One, Coláiste Chroí Mhuire gan Smal, is located in An Spidéal, in the Connemara Gaeltacht, while the other two schools are located in Dublin.

While Irish-medium schools may be over-represented relative to other schools at the top of these education charts, they are few in number and lag behind other types of schools when it comes to their distribution and availability nationwide (just 49, or 6.7 per cent, of the country’s 723 post-primary schools teach all subjects through Irish).

Increased awareness of the advantages of bilingualism combined with demand from Irish-medium schools at primary level have contributed to increased pressure for more Irish-medium education places at secondary level.

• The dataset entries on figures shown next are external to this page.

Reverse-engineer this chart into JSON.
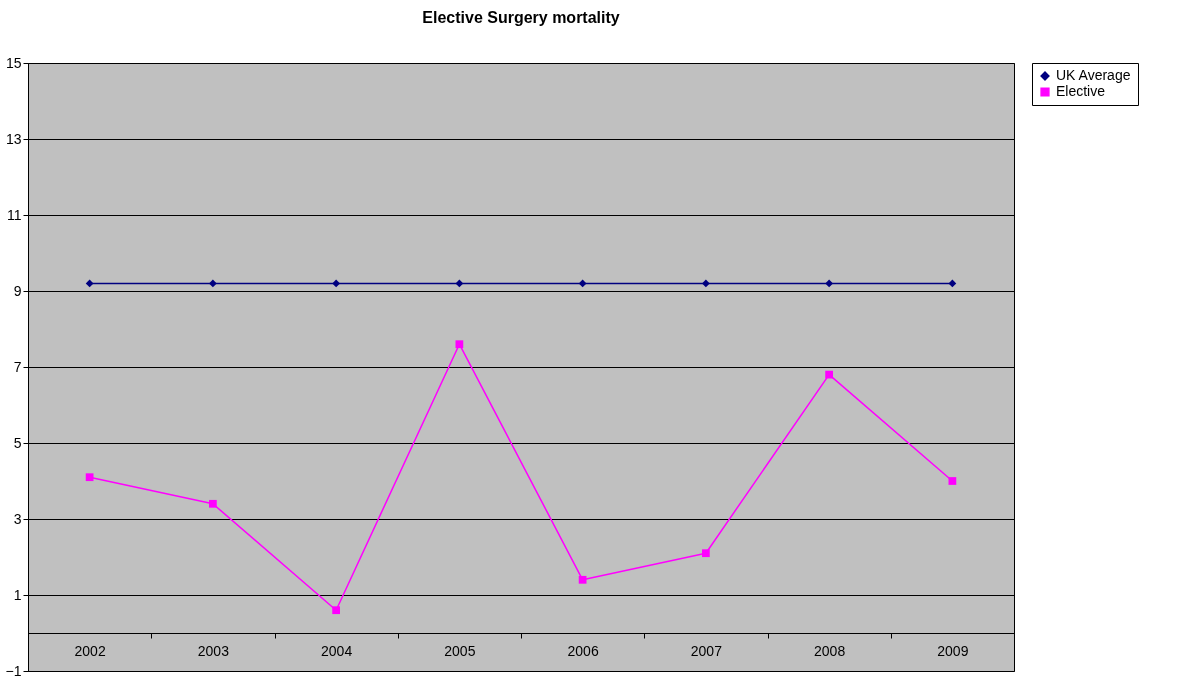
{
  "chart_data": {
    "type": "line",
    "title": "Elective Surgery mortality",
    "categories": [
      "2002",
      "2003",
      "2004",
      "2005",
      "2006",
      "2007",
      "2008",
      "2009"
    ],
    "series": [
      {
        "name": "UK Average",
        "color": "#000080",
        "marker": "diamond",
        "values": [
          9.2,
          9.2,
          9.2,
          9.2,
          9.2,
          9.2,
          9.2,
          9.2
        ]
      },
      {
        "name": "Elective",
        "color": "#ff00ff",
        "marker": "square",
        "values": [
          4.1,
          3.4,
          0.6,
          7.6,
          1.4,
          2.1,
          6.8,
          4.0
        ]
      }
    ],
    "ylim": [
      -1,
      15
    ],
    "yticks": [
      -1,
      1,
      3,
      5,
      7,
      9,
      11,
      13,
      15
    ],
    "grid": "y",
    "legend": "right",
    "line_style": "solid"
  }
}
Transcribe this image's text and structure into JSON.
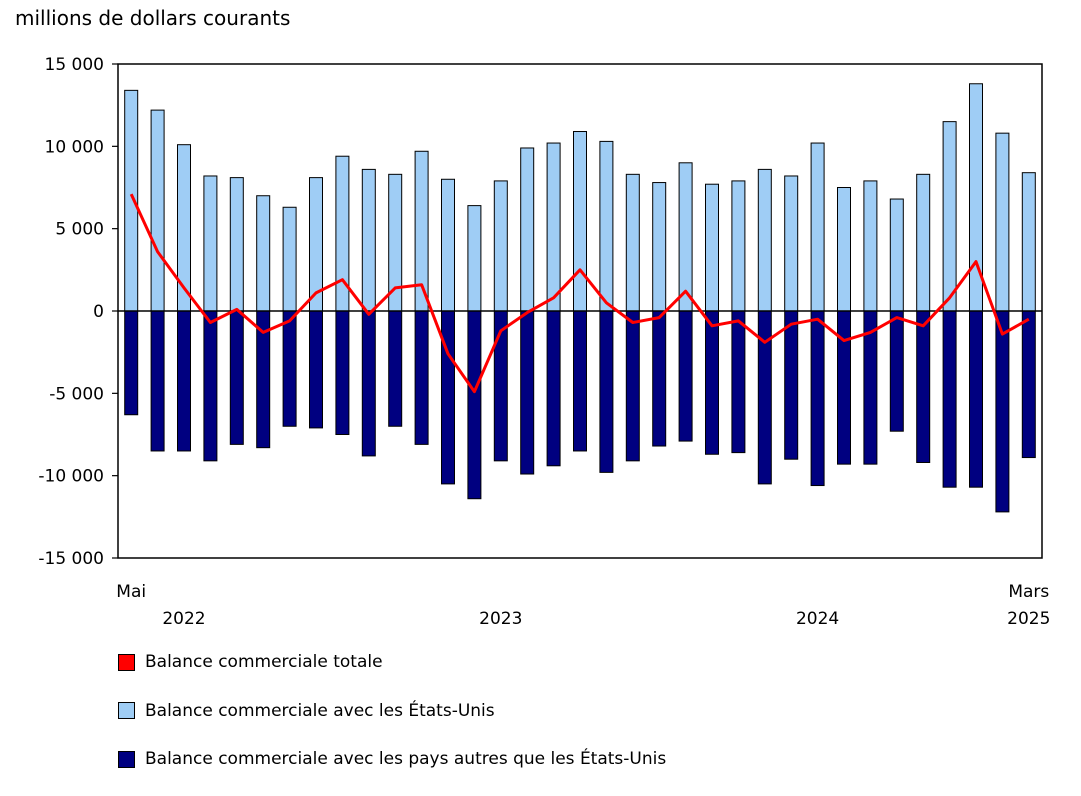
{
  "chart_data": {
    "type": "bar",
    "title": "",
    "ylabel": "millions de dollars courants",
    "xlabel": "",
    "ylim": [
      -15000,
      15000
    ],
    "yticks": [
      15000,
      10000,
      5000,
      0,
      -5000,
      -10000,
      -15000
    ],
    "ytick_labels": [
      "15 000",
      "10 000",
      "5 000",
      "0",
      "-5 000",
      "-10 000",
      "-15 000"
    ],
    "x_start_label": "Mai",
    "x_end_label": "Mars",
    "year_labels": [
      {
        "label": "2022",
        "at_index": 2
      },
      {
        "label": "2023",
        "at_index": 14
      },
      {
        "label": "2024",
        "at_index": 26
      },
      {
        "label": "2025",
        "at_index": 34
      }
    ],
    "categories": [
      "2022-05",
      "2022-06",
      "2022-07",
      "2022-08",
      "2022-09",
      "2022-10",
      "2022-11",
      "2022-12",
      "2023-01",
      "2023-02",
      "2023-03",
      "2023-04",
      "2023-05",
      "2023-06",
      "2023-07",
      "2023-08",
      "2023-09",
      "2023-10",
      "2023-11",
      "2023-12",
      "2024-01",
      "2024-02",
      "2024-03",
      "2024-04",
      "2024-05",
      "2024-06",
      "2024-07",
      "2024-08",
      "2024-09",
      "2024-10",
      "2024-11",
      "2024-12",
      "2025-01",
      "2025-02",
      "2025-03"
    ],
    "series": [
      {
        "name": "Balance commerciale avec les États-Unis",
        "type": "bar",
        "color": "#9fcdf5",
        "values": [
          13400,
          12200,
          10100,
          8200,
          8100,
          7000,
          6300,
          8100,
          9400,
          8600,
          8300,
          9700,
          8000,
          6400,
          7900,
          9900,
          10200,
          10900,
          10300,
          8300,
          7800,
          9000,
          7700,
          7900,
          8600,
          8200,
          10200,
          7500,
          7900,
          6800,
          8300,
          11500,
          13800,
          10800,
          8400
        ]
      },
      {
        "name": "Balance commerciale avec les pays autres que les États-Unis",
        "type": "bar",
        "color": "#000080",
        "values": [
          -6300,
          -8500,
          -8500,
          -9100,
          -8100,
          -8300,
          -7000,
          -7100,
          -7500,
          -8800,
          -7000,
          -8100,
          -10500,
          -11400,
          -9100,
          -9900,
          -9400,
          -8500,
          -9800,
          -9100,
          -8200,
          -7900,
          -8700,
          -8600,
          -10500,
          -9000,
          -10600,
          -9300,
          -9300,
          -7300,
          -9200,
          -10700,
          -10700,
          -12200,
          -8900
        ]
      },
      {
        "name": "Balance commerciale totale",
        "type": "line",
        "color": "#ff0000",
        "values": [
          7100,
          3600,
          1400,
          -700,
          100,
          -1300,
          -600,
          1100,
          1900,
          -200,
          1400,
          1600,
          -2600,
          -4900,
          -1200,
          -100,
          800,
          2500,
          500,
          -700,
          -400,
          1200,
          -900,
          -600,
          -1900,
          -800,
          -500,
          -1800,
          -1300,
          -400,
          -900,
          800,
          3000,
          -1400,
          -500
        ]
      }
    ]
  }
}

The continued presence of Irish-medium secondary schools at the upper end of these progression charts will be no surprise to those who are calling for the development and prompt rollout of a dedicated Government policy for Irish-medium education.

Summary

Despite the unique challenges faced by the class of 2020, grades awarded through the calculated grades process were over 4 per cent higher than 2019 levels, and those awarded for higher-level papers were 10 per cent ahead.

The class of 2020 were uniquely advantaged over applicants from previous years, and, with more than 2,000 extra places on offer, more current-year Leaving Cert students secured places than would normally do so. This is particularly true in Deis schools, where the calculated grades process seems to have worked to their advantage.

Those who lost out in this year’s competition were pre-Leaving Cert 2020 applicants who missed out on places due to the points increases driven by the higher grades awarded under the calculated grades process.